A PIDE também tinha gente estúpida

A Pide era sobretudo amoral e cruel. Para a sinistra polícia, a lei era, na afirmação do implacável inspetor Sachetti, bem perfumado e impecavelmente vestido, o que a polícia quisesse. Ninguém ilustrava melhor a prepotência do esbirro do que os juízes venais dos Tribunais Plenários, que olhavam para o lado quando os agentes agrediam os presos na própria sala de audiências, sem que um resto de dignidade assomasse por respeito à sua condição de magistrados. A pide não era só a canalha que integrava a polícia, era ainda a tralha de magistrados e informadores avençados, os bufos e rebufos, os legionários, os membros da União Nacional e os delatores ocasionais.

Mas não é da crueldade da Pide, do seu poder discricionário, das torturas aos presos ou medidas de segurança, aplicadas displicentemente pelos juízes dos Tribunais Plenários, e que podiam corresponder a prisão perpétua, que vou escrever.

Há facetas em que a burrice ombreava com a maldade. Eu não queria acreditar que, um cidadão hostil ao regime, e que habitualmente adquiria em França livros que a ditadura proibia, fosse, à chegada a Vilar Formoso, mandado sair do Sud Expresso, que circulava diariamente entre Lisboa e Hendaye, com ligação a Paris, para lhe espiolharem os livros que trazia e que, dessa vez, só trazia os clássicos franceses, Corneille, Racine e Molière. Um pide folheou os livros, certamente sem os saber traduzir e, enquanto devolvia, com ar de quem o tinha apanhado, os livros de Corneille e Molière, exultou ao confiscar-lhe Racine, sorrindo com ar inteligente, Racine…, Lenine…, Estaline…, então julgava que me enganava!

Também um livro sobre Betão Armado e Pré-Esforçado não terá fugido à fúria policial enquanto os alunos do Técnico (IST) o procuravam para se prepararem para o exame.

Há um, no entanto, de que vi as provas de apreensão, o auto assinado por um chefe de secção e um agente, no quiosque do café Nova York, ao fundo da Avenida dos Estados Unidos da América, e que o dono exibia com gozo aos clientes que conhecia.
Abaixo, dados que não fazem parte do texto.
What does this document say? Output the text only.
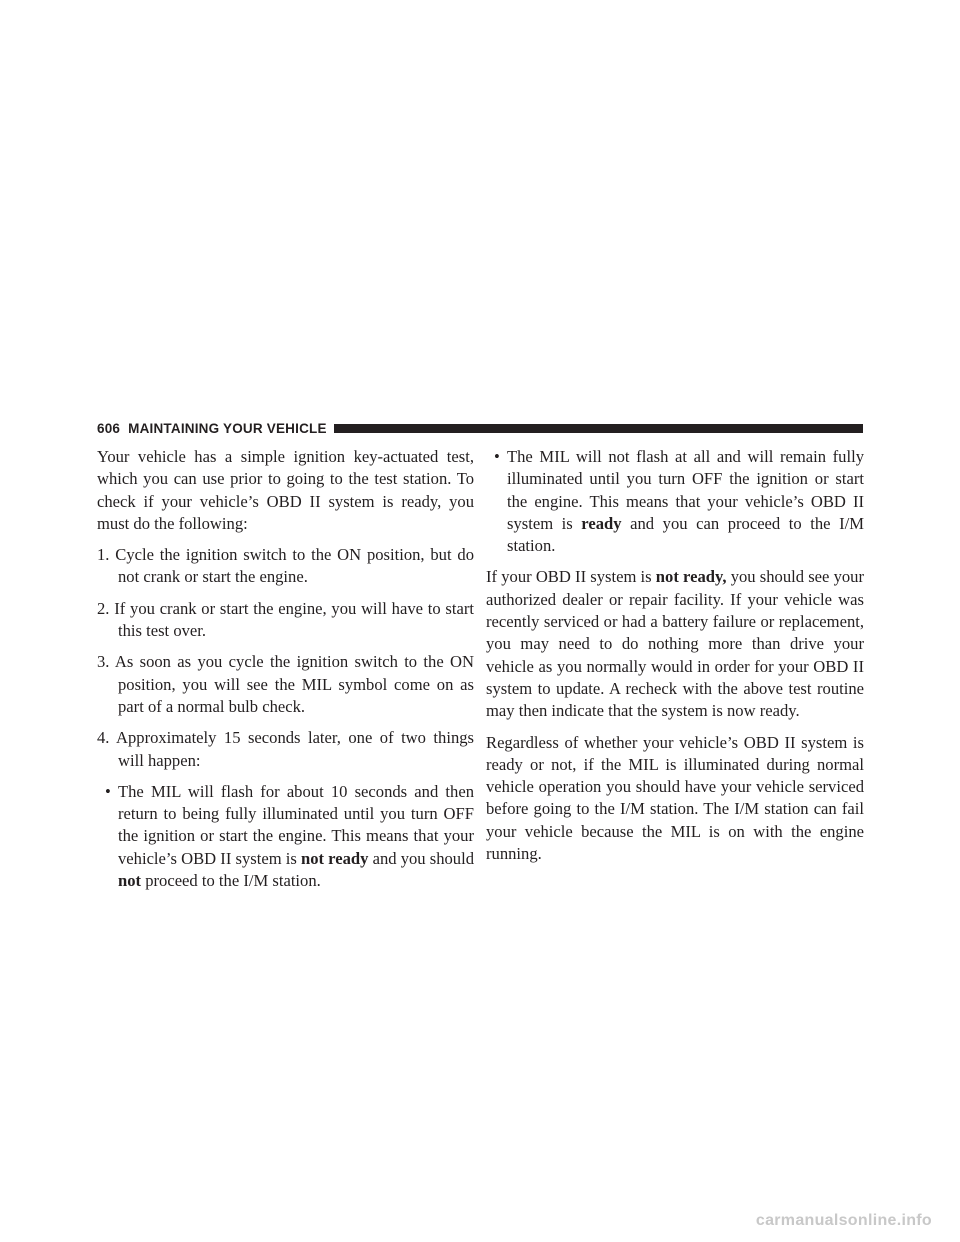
606 MAINTAINING YOUR VEHICLE

Your vehicle has a simple ignition key-actuated test, which you can use prior to going to the test station. To check if your vehicle’s OBD II system is ready, you must do the following:

1. Cycle the ignition switch to the ON position, but do not crank or start the engine.

2. If you crank or start the engine, you will have to start this test over.

3. As soon as you cycle the ignition switch to the ON position, you will see the MIL symbol come on as part of a normal bulb check.

4. Approximately 15 seconds later, one of two things will happen:

• The MIL will flash for about 10 seconds and then return to being fully illuminated until you turn OFF the ignition or start the engine. This means that your vehicle’s OBD II system is not ready and you should not proceed to the I/M station.

• The MIL will not flash at all and will remain fully illuminated until you turn OFF the ignition or start the engine. This means that your vehicle’s OBD II system is ready and you can proceed to the I/M station.

If your OBD II system is not ready, you should see your authorized dealer or repair facility. If your vehicle was recently serviced or had a battery failure or replacement, you may need to do nothing more than drive your vehicle as you normally would in order for your OBD II system to update. A recheck with the above test routine may then indicate that the system is now ready.

Regardless of whether your vehicle’s OBD II system is ready or not, if the MIL is illuminated during normal vehicle operation you should have your vehicle serviced before going to the I/M station. The I/M station can fail your vehicle because the MIL is on with the engine running.

carmanualsonline.info
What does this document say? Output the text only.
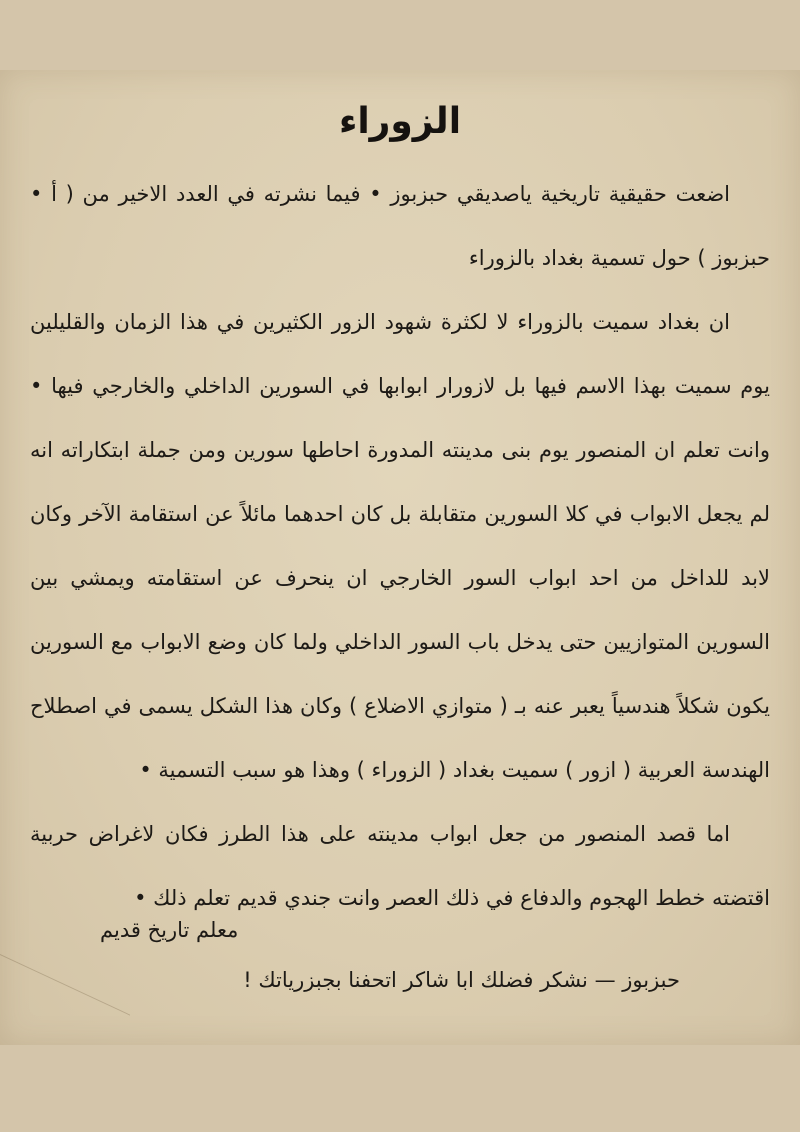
الزوراء

اضعت حقيقية تاريخية ياصديقي حبزبوز • فيما نشرته في العدد الاخير من ( أ • حبزبوز ) حول تسمية بغداد بالزوراء

ان بغداد سميت بالزوراء لا لكثرة شهود الزور الكثيرين في هذا الزمان والقليلين يوم سميت بهذا الاسم فيها بل لازورار ابوابها في السورين الداخلي والخارجي فيها • وانت تعلم ان المنصور يوم بنى مدينته المدورة احاطها سورين ومن جملة ابتكاراته انه لم يجعل الابواب في كلا السورين متقابلة بل كان احدهما مائلاً عن استقامة الآخر وكان لابد للداخل من احد ابواب السور الخارجي ان ينحرف عن استقامته ويمشي بين السورين المتوازيين حتى يدخل باب السور الداخلي ولما كان وضع الابواب مع السورين يكون شكلاً هندسياً يعبر عنه بـ ( متوازي الاضلاع ) وكان هذا الشكل يسمى في اصطلاح الهندسة العربية ( ازور ) سميت بغداد ( الزوراء ) وهذا هو سبب التسمية •

اما قصد المنصور من جعل ابواب مدينته على هذا الطرز فكان لاغراض حربية اقتضته خطط الهجوم والدفاع في ذلك العصر وانت جندي قديم تعلم ذلك •

معلم تاريخ قديم
حبزبوز — نشكر فضلك ابا شاكر اتحفنا بجبزرياتك !
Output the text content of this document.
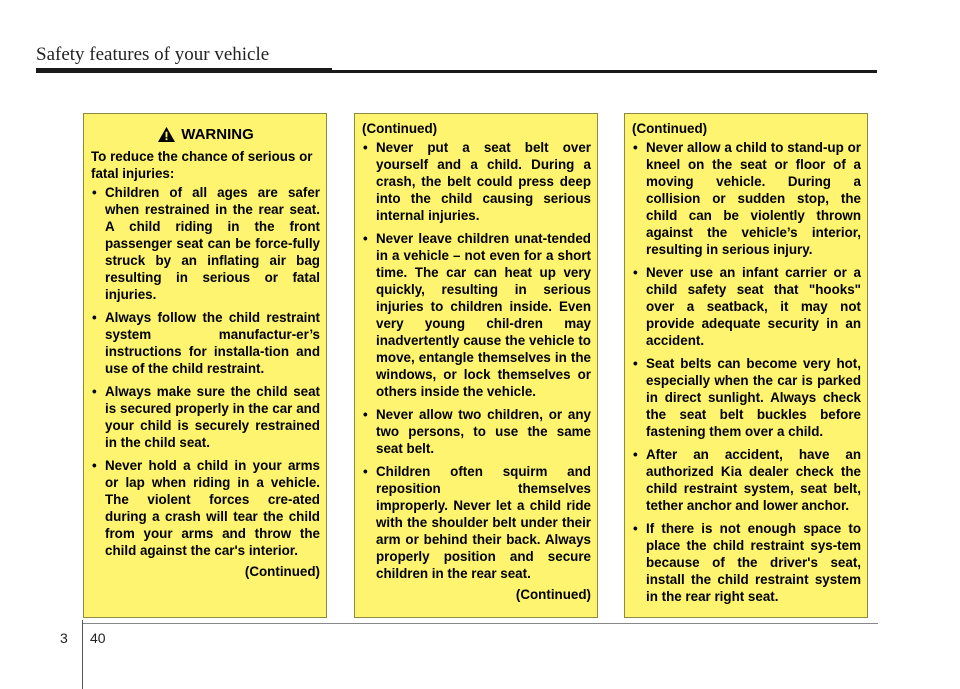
Safety features of your vehicle
WARNING
To reduce the chance of serious or fatal injuries:
• Children of all ages are safer when restrained in the rear seat. A child riding in the front passenger seat can be force-fully struck by an inflating air bag resulting in serious or fatal injuries.
• Always follow the child restraint system manufactur-er’s instructions for installa-tion and use of the child restraint.
• Always make sure the child seat is secured properly in the car and your child is securely restrained in the child seat.
• Never hold a child in your arms or lap when riding in a vehicle. The violent forces cre-ated during a crash will tear the child from your arms and throw the child against the car's interior.
(Continued)
(Continued)
• Never put a seat belt over yourself and a child. During a crash, the belt could press deep into the child causing serious internal injuries.
• Never leave children unat-tended in a vehicle – not even for a short time. The car can heat up very quickly, resulting in serious injuries to children inside. Even very young chil-dren may inadvertently cause the vehicle to move, entangle themselves in the windows, or lock themselves or others inside the vehicle.
• Never allow two children, or any two persons, to use the same seat belt.
• Children often squirm and reposition themselves improperly. Never let a child ride with the shoulder belt under their arm or behind their back. Always properly position and secure children in the rear seat.
(Continued)
(Continued)
• Never allow a child to stand-up or kneel on the seat or floor of a moving vehicle. During a collision or sudden stop, the child can be violently thrown against the vehicle’s interior, resulting in serious injury.
• Never use an infant carrier or a child safety seat that "hooks" over a seatback, it may not provide adequate security in an accident.
• Seat belts can become very hot, especially when the car is parked in direct sunlight. Always check the seat belt buckles before fastening them over a child.
• After an accident, have an authorized Kia dealer check the child restraint system, seat belt, tether anchor and lower anchor.
• If there is not enough space to place the child restraint sys-tem because of the driver's seat, install the child restraint system in the rear right seat.
3 40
Tratou-se da apreensão do livro «Subversão, Sim, Evangelho, Não.: I - a verdade sobre o caso do padre Mário de Macieira da Lixa», escrito por um fascista, Amadeu C. de Vasconcelos, em azeda resposta ao livro escrito pelo advogado do padre Mário de Oliveira e cujo título era esclarecedor do conteúdo: «SUBVERSÃO OU EVANGELHO ?, de José da Silva», e o subtítulo, «O Processo do pároco da Maceira da Lixa no Tribunal Plenário do Porto». O auto de apreensão mencionava os 3 exemplares apreendidos para os quais, naquele café, dificilmente havia clientes.

Do Tarrafal a Caxias, da R. António Maria Cardoso a Peniche, viajava, às vezes, a mais crassa estupidez.